Der Fluss

Für M.

Es war einmal ein kleiner Fluss. Als er noch jung war, gerade seiner Quelle entsprungen, kannte er noch nichts von der Welt, durch die er floss. Und so kam es, dass er seine Wasser bald hier, bald da etwas von seinen Ufern mitreißen ließ. Doch als er älter wurde, erkannte er, dass sein Flussbett vom Müll einer durch und durch schlechten Welt gesäumt waren. Und als er auch entdeckte, dass sich seine Wasser vom Unrat, den er unwissend umspült hatte, getrübt hatten, begann sein Lauf unruhig zu werden und Wirbel bildeten sich.

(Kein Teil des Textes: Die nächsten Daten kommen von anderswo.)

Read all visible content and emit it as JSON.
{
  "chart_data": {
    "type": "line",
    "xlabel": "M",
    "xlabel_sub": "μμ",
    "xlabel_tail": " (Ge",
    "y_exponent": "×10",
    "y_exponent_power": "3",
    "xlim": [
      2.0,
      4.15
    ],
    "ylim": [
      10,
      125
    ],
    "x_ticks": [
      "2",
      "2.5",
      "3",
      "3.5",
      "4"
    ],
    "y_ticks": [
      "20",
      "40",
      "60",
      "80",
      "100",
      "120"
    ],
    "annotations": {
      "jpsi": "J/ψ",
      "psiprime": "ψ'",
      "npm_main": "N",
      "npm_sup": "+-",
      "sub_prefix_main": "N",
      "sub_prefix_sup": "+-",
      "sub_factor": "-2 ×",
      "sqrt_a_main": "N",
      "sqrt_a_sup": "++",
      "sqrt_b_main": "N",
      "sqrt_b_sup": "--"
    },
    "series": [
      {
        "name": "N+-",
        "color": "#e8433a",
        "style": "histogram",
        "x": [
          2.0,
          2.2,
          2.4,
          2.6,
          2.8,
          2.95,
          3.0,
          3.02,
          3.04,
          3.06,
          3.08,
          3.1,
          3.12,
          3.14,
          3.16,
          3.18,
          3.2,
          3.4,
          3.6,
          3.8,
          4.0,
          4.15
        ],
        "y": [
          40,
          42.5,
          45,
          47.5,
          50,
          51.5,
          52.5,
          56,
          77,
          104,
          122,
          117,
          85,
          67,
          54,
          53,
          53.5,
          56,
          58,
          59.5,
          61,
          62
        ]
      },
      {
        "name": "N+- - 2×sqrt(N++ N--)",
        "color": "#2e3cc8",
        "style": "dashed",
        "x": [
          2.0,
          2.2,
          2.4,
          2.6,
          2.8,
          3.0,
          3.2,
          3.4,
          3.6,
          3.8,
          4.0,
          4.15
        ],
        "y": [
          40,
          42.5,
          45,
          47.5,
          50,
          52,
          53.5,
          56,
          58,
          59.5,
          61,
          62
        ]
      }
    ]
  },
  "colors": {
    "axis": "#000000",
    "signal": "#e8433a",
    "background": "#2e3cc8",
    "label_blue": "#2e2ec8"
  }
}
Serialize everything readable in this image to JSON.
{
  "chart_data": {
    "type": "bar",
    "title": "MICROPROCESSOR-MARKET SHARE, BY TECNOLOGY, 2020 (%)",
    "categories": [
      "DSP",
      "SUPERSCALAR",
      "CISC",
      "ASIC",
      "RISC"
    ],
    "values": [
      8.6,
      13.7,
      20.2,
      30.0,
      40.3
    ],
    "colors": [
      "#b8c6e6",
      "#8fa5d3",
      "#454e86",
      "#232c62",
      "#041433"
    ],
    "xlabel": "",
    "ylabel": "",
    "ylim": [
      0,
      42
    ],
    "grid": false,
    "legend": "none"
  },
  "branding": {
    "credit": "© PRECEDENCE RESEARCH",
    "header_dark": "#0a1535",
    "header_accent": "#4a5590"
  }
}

Er hasste sich für seine Unwissenheit, durch die er seine Verschmutzung zugelassen hatte, und dafür, dass es ihm so schwer fiel den Schmutz aus seinem Inneren zu entfernen. Und so ließ er sich ihn seinen Wirbeln treiben, sein Lauf franste aus und er drohte zu versanden. Doch als sein Ende schon zu sehen war, erkannte er, dass es nicht seine Wasser waren, die das Übel verursacht hatten, und ihm wurde gewahr, dass alles, das von ihm übrig bleiben würde, wenn er sich austrocknen ließe, jener Müll sein würde, der noch in ihm steckte. Er sammelte sich wieder und strömte mit einer neuen Kraft, gewillt rein zu werden. Da er sich so neu und kräftig sicher vor neuer Trübung durch die Berge des Unrats, die er zu bekämpfen sich vorgenommen hatte, ergoss, bemerkte er, dass sich sein Wasser bereits zu klären begonnen hatte. Als er der Unreinheit bewusst geworden war, hatte er sich, ohne dass er es merkte, gegen den Dreck gesperrt, hatte keinem weiteren in sein Inneres mehr eindringen lassen. Der Staub vom dem er sich aufgesaugt gefühlt hatte, war langsam zwar, aber doch merklich, abgesackt und zum Teil schon zurückgeblieben. Er wusste, dass es lange dauern würde, aber er würde es schaffen.